Evidence supports WHO recommendation for PQ combined with ACTs to block Plasmodium falciparum transmission

Evidence from a new study, initiated by the Primaquine Roll Out Group and conducted at WWARN, supports the World Health Organization (WHO) recommendation for use of 0.25mg/kg dose of primaquine (PQ) combined with artemisinin-based combination therapies (ACT) to block Plasmodium falciparum transmission.


The article, Efficacy of Single-Dose Primaquine with Artemisinin Combination Therapy on Plasmodium falciparum Gametocytes and Transmission: An Individual Patient Meta-Analysis, has been published in the Journal of Infectious Diseases.

This study was the first multi-site analysis to be undertaken since 2012 when the WHO recommended the administration of a single low-dose PQ in combination with ACTs in areas of low transmission or artemisinin-resistant Plasmodium falciparum. The recommendation was based on a number of single-site studies assessing efficacy.

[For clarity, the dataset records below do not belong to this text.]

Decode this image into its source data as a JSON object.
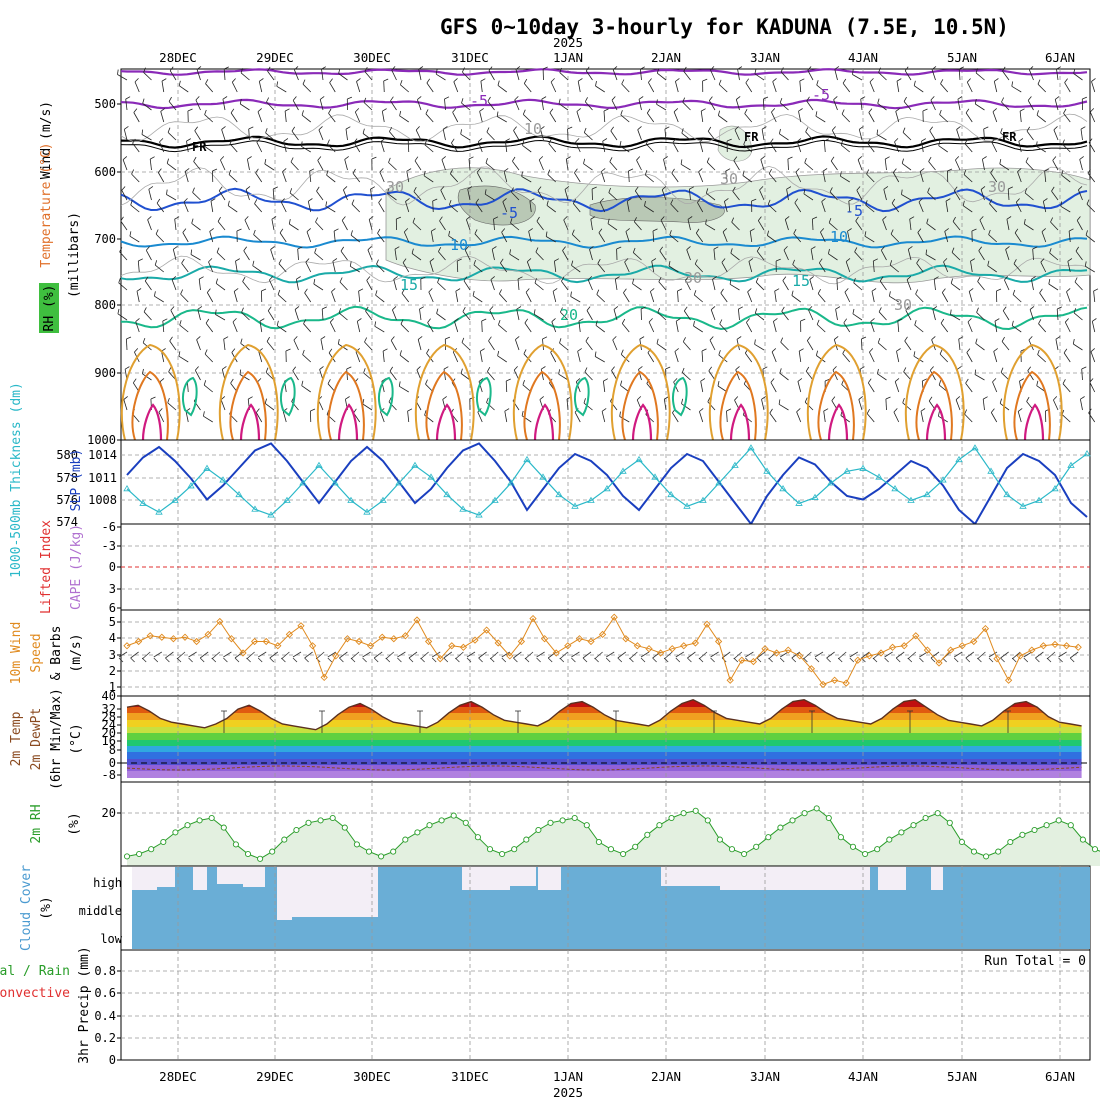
{
  "title": "GFS 0~10day 3-hourly for KADUNA (7.5E, 10.5N)",
  "year_label": "2025",
  "dates": [
    "28DEC",
    "29DEC",
    "30DEC",
    "31DEC",
    "1JAN",
    "2JAN",
    "3JAN",
    "4JAN",
    "5JAN",
    "6JAN"
  ],
  "panels": {
    "upper": {
      "label_wind": "Wind (m/s)",
      "label_temp": "Temperature (°C)",
      "label_rh": "RH (%)",
      "label_pressure": "(millibars)",
      "pressure_ticks": [
        "500",
        "600",
        "700",
        "800",
        "900",
        "1000"
      ],
      "contour_labels": [
        "-5",
        "-5",
        "FR",
        "FR",
        "FR",
        "-5",
        "-5",
        "10",
        "10",
        "15",
        "15",
        "20",
        "30",
        "30",
        "10",
        "30",
        "30",
        "30"
      ]
    },
    "slp": {
      "label_thick": "1000-500mb Thickness (dm)",
      "label_slp": "SLP (mb)",
      "thickness_ticks": [
        "580",
        "578",
        "576",
        "574"
      ],
      "slp_ticks": [
        "1014",
        "1011",
        "1008"
      ]
    },
    "stability": {
      "label_li": "Lifted Index",
      "label_cape": "CAPE (J/kg)",
      "ticks": [
        "-6",
        "-3",
        "0",
        "3",
        "6"
      ]
    },
    "wind10m": {
      "label_title": "10m Wind",
      "label_speed": "Speed",
      "label_barbs": "& Barbs",
      "label_unit": "(m/s)",
      "ticks": [
        "5",
        "4",
        "3",
        "2",
        "1",
        "40"
      ]
    },
    "temp2m": {
      "label_temp": "2m Temp",
      "label_dew": "2m DewPt",
      "label_minmax": "(6hr Min/Max)",
      "label_unit": "(°C)",
      "ticks": [
        "32",
        "28",
        "24",
        "20",
        "16",
        "8",
        "0",
        "-8"
      ]
    },
    "rh2m": {
      "label": "2m RH",
      "label_unit": "(%)",
      "ticks": [
        "20"
      ]
    },
    "cloud": {
      "label": "Cloud Cover",
      "label_unit": "(%)",
      "levels": [
        "high",
        "middle",
        "low"
      ]
    },
    "precip": {
      "label_total": "Total / Rain",
      "label_conv": "Convective",
      "label_precip": "3hr Precip (mm)",
      "ticks": [
        "0.8",
        "0.6",
        "0.4",
        "0.2",
        "0"
      ],
      "run_total": "Run Total = 0"
    }
  },
  "colors": {
    "slp": "#1a3fbf",
    "thickness": "#2ab8c8",
    "wind_speed": "#e08a1e",
    "rh_fill": "#e3f0e0",
    "rh_line": "#2a9d2a",
    "cloud": "#6aaed6",
    "cloud_high": "#f3eef6",
    "li_zero": "#e03030"
  },
  "chart_data": [
    {
      "type": "line",
      "name": "2m RH",
      "x_start": "27DEC 12Z",
      "x_step_hours": 3,
      "ylabel": "2m RH (%)",
      "ylim": [
        0,
        35
      ],
      "series": [
        {
          "values": [
            4,
            5,
            7,
            10,
            14,
            17,
            19,
            20,
            16,
            9,
            5,
            3,
            6,
            11,
            15,
            18,
            19,
            20,
            16,
            9,
            6,
            4,
            6,
            11,
            14,
            17,
            19,
            21,
            18,
            12,
            7,
            5,
            7,
            11,
            15,
            18,
            19,
            20,
            17,
            10,
            7,
            5,
            8,
            13,
            17,
            20,
            22,
            23,
            19,
            11,
            7,
            5,
            8,
            12,
            16,
            19,
            22,
            24,
            20,
            12,
            8,
            5,
            7,
            11,
            14,
            17,
            20,
            22,
            18,
            10,
            6,
            4,
            6,
            10,
            13,
            15,
            17,
            19,
            17,
            11,
            7,
            5,
            7,
            10,
            13,
            15,
            17,
            18,
            16,
            10,
            6,
            4,
            6,
            9,
            11,
            14,
            16,
            18
          ]
        }
      ]
    },
    {
      "type": "line",
      "name": "SLP",
      "ylabel": "SLP (mb)",
      "ylim": [
        1004,
        1016
      ],
      "series": [
        {
          "values": [
            1011,
            1013.5,
            1015,
            1013,
            1010.5,
            1007.5,
            1009.5,
            1012,
            1014.5,
            1015.5,
            1013,
            1010,
            1007,
            1010,
            1013,
            1015,
            1013,
            1010,
            1007,
            1009,
            1012,
            1014.5,
            1015.5,
            1013,
            1010,
            1006,
            1009,
            1012,
            1014,
            1013,
            1011,
            1008,
            1006,
            1009,
            1012,
            1014,
            1013,
            1010,
            1007,
            1004,
            1008,
            1011,
            1013.5,
            1012.5,
            1010,
            1008,
            1007.5,
            1009,
            1011,
            1013,
            1012,
            1009.5,
            1006,
            1004,
            1008,
            1012,
            1014,
            1013,
            1011,
            1007,
            1005
          ]
        }
      ]
    },
    {
      "type": "line",
      "name": "10m Wind Speed",
      "ylabel": "Speed (m/s)",
      "ylim": [
        0,
        6
      ],
      "series": [
        {
          "values": [
            3.5,
            3.8,
            4.2,
            4.1,
            4.0,
            4.1,
            3.8,
            4.3,
            5.2,
            4.0,
            3.0,
            3.8,
            3.8,
            3.5,
            4.3,
            4.9,
            3.5,
            1.3,
            2.8,
            4.0,
            3.8,
            3.5,
            4.1,
            4.0,
            4.2,
            5.3,
            3.8,
            2.6,
            3.5,
            3.4,
            3.9,
            4.6,
            3.7,
            2.8,
            3.8,
            5.4,
            4.0,
            3.0,
            3.5,
            4.0,
            3.8,
            4.3,
            5.5,
            4.0,
            3.5,
            3.3,
            3.0,
            3.3,
            3.5,
            3.7,
            5.0,
            3.8,
            1.1,
            2.5,
            2.4,
            3.3,
            3.0,
            3.2,
            2.8,
            1.9,
            0.8,
            1.1,
            0.9,
            2.5,
            2.8,
            3.0,
            3.4,
            3.5,
            4.2,
            3.2,
            2.3,
            3.2,
            3.5,
            3.8,
            4.7,
            2.6,
            1.1,
            2.8,
            3.2,
            3.5,
            3.6,
            3.5,
            3.4
          ]
        }
      ]
    },
    {
      "type": "line",
      "name": "2m Temp",
      "ylabel": "Temp (°C)",
      "ylim": [
        -10,
        36
      ],
      "series": [
        {
          "values": [
            30,
            31,
            28,
            24,
            22,
            21,
            20,
            19,
            21,
            24,
            29,
            31,
            28,
            24,
            21,
            20,
            19,
            18,
            21,
            26,
            30,
            32,
            29,
            25,
            22,
            21,
            20,
            19,
            22,
            27,
            31,
            33,
            30,
            26,
            23,
            22,
            21,
            20,
            23,
            28,
            32,
            33,
            30,
            26,
            23,
            22,
            21,
            20,
            23,
            28,
            32,
            34,
            31,
            27,
            24,
            23,
            22,
            21,
            24,
            29,
            33,
            34,
            31,
            27,
            24,
            23,
            22,
            21,
            24,
            29,
            33,
            34,
            30,
            26,
            23,
            22,
            21,
            20,
            23,
            28,
            32,
            33,
            30,
            25,
            22,
            21,
            20
          ]
        }
      ]
    }
  ]
}
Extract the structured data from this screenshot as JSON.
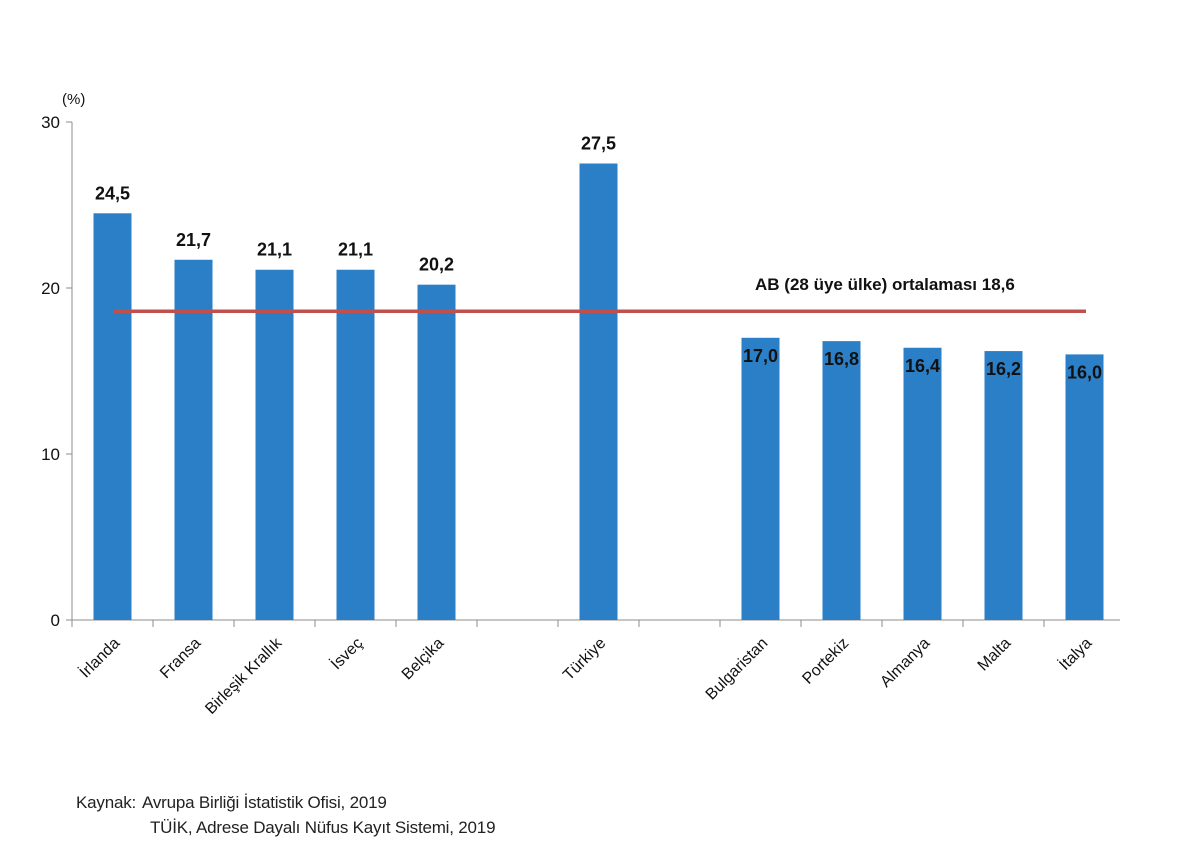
{
  "chart_data": {
    "type": "bar",
    "title": "",
    "unit_label": "(%)",
    "xlabel": "",
    "ylabel": "(%)",
    "ylim": [
      0,
      30
    ],
    "yticks": [
      0,
      10,
      20,
      30
    ],
    "grid": false,
    "categories": [
      "İrlanda",
      "Fransa",
      "Birleşik Krallık",
      "İsveç",
      "Belçika",
      "",
      "Türkiye",
      "",
      "Bulgaristan",
      "Portekiz",
      "Almanya",
      "Malta",
      "İtalya"
    ],
    "values": [
      24.5,
      21.7,
      21.1,
      21.1,
      20.2,
      null,
      27.5,
      null,
      17.0,
      16.8,
      16.4,
      16.2,
      16.0
    ],
    "value_labels": [
      "24,5",
      "21,7",
      "21,1",
      "21,1",
      "20,2",
      "",
      "27,5",
      "",
      "17,0",
      "16,8",
      "16,4",
      "16,2",
      "16,0"
    ],
    "label_inside": [
      false,
      false,
      false,
      false,
      false,
      false,
      false,
      false,
      true,
      true,
      true,
      true,
      true
    ],
    "reference_line": {
      "value": 18.6,
      "label": "AB (28 üye ülke) ortalaması 18,6"
    },
    "colors": {
      "bar": "#2b7fc6",
      "reference_line": "#c0504d",
      "axis": "#8c8c8c",
      "text": "#111111"
    }
  },
  "source": {
    "label": "Kaynak:",
    "lines": [
      "Avrupa  Birliği İstatistik Ofisi, 2019",
      "TÜİK, Adrese Dayalı Nüfus Kayıt  Sistemi, 2019"
    ]
  }
}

This individual patient data (IPD) meta analysis, involving 2,574 participants across 14 studies and 9 countries, assessed gametocytocidal and transmission-blocking efficacy of PQ in combination with different ACTs. PQ doses between 0.0625-0.75mg/kg were studied. Mixed effects logistic regression was used to quantify PQ effect on gametocyte carriage in the first 2 weeks post treatment; and on the probability of infecting at least one mosquito or of a mosquito becoming infected.

The findings confirmed the gametocyte clearing and sterilising effects of single-dose PQ and provided evidence that the schizonticidal partner drug is a relevant consideration for optimal PQ dosing.  Specifically, the results showed the reduction in PCR-determined gametocyte carriage on days 7 and 14 was associated with PQ dose in nonlinear fashion and most apparent in patients presenting with gametocytemia on day 0. The rate of decline in gametocyte carriage was faster when PQ was combined with artemether-lumefantrine (AL) compared to dihydroartemisinin-piperaquine. In three studies with data from membrane feeding experiments, a dosage of 0.25 mg/kg PQ was associated with near-complete prevention of transmission to mosquitoes.

In conclusion, the findings support the use of PQ as a potent gametocytocide and transmission-blocking tool for P. falciparum malaria.